Approval actions change the status of a document or workflow task. Depending on the module, actions can approve, reject, forward, request correction, or complete a processing step.

Before approving, users should verify the document, metadata, amount, responsible area, and any module-specific checks.

Common Decision Types

DecisionTypical meaning
ApproveConfirms the document or step and moves the workflow forward.
RejectDeclines the document or sends it back according to workflow rules.
Request correctionSends the document to another person or team for correction.
ForwardTransfers responsibility to another user or group.
CompleteMarks a non-approval task as done.
CancelStops or aborts a process, if allowed.

The exact labels can differ by module and customer configuration.

Before Approving

Users should verify the relevant information before approval.

For general documents, check:

  • correct document,
  • complete metadata,
  • readable preview,
  • correct client or project,
  • comments or previous decisions,
  • attachments or relations.

For invoices, also check:

  • supplier,
  • amount,
  • currency,
  • due date,
  • accounting assignment,
  • tax information,
  • responsible accounting area,
  • previous approval steps.

Why a Decision Button May Be Missing

An expected button may be missing because:

  • the document is in the wrong lifecycle state,
  • the user is not the current assignee,
  • the user lacks write permission,
  • the user's role does not allow this transition,
  • the workflow requires another step first,
  • mandatory metadata is missing,
  • the task is already completed,
  • the view is read-only.

If the document is visible but the action is missing, the issue is usually not read permission but workflow or write permission.

Comments on Decisions

Some decisions require or allow a comment.

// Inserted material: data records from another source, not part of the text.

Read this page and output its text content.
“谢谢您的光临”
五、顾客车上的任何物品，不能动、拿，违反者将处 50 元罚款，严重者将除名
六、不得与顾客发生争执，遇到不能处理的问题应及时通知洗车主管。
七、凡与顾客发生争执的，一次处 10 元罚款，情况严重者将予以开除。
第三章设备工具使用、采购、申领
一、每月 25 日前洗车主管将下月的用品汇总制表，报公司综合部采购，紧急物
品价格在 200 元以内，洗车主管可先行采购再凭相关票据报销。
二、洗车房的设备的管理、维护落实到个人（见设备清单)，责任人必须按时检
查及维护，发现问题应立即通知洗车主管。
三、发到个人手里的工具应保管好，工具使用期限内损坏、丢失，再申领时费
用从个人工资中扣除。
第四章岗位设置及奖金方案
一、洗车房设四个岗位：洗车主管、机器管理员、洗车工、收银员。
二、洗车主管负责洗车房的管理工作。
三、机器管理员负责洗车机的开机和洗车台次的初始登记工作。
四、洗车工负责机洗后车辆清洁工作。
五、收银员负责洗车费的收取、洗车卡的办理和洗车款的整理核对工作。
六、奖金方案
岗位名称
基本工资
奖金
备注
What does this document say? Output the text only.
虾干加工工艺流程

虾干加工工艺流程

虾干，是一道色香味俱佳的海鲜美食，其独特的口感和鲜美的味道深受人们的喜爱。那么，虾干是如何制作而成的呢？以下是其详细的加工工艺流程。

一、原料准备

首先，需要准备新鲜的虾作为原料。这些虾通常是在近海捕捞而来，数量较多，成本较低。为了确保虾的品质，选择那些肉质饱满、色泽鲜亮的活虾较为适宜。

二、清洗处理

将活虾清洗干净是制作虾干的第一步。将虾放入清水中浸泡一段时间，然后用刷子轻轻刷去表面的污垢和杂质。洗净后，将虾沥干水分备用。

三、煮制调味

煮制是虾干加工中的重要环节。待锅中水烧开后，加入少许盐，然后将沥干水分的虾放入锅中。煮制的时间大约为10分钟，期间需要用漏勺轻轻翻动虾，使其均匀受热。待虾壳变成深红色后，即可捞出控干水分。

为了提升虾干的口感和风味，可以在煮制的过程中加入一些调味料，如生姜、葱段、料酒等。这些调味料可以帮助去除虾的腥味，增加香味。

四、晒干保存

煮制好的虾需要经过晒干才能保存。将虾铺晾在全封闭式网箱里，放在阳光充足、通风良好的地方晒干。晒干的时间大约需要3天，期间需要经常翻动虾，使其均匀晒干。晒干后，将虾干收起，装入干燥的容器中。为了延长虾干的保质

Use comments to explain why a document was rejected, forwarded, or corrected.

Good decision comments are factual and specific:

  • "Cost center missing; returned to accounting."
  • "Approved after checking delivery note."
  • "Forwarded to project owner for budget confirmation."

Audit Trail

Decisions are normally written to the audit trail. This ensures that later users can see who approved, rejected, corrected, or forwarded the document and when the action happened.

For compliance-relevant approvals, the audit trail is part of the business record.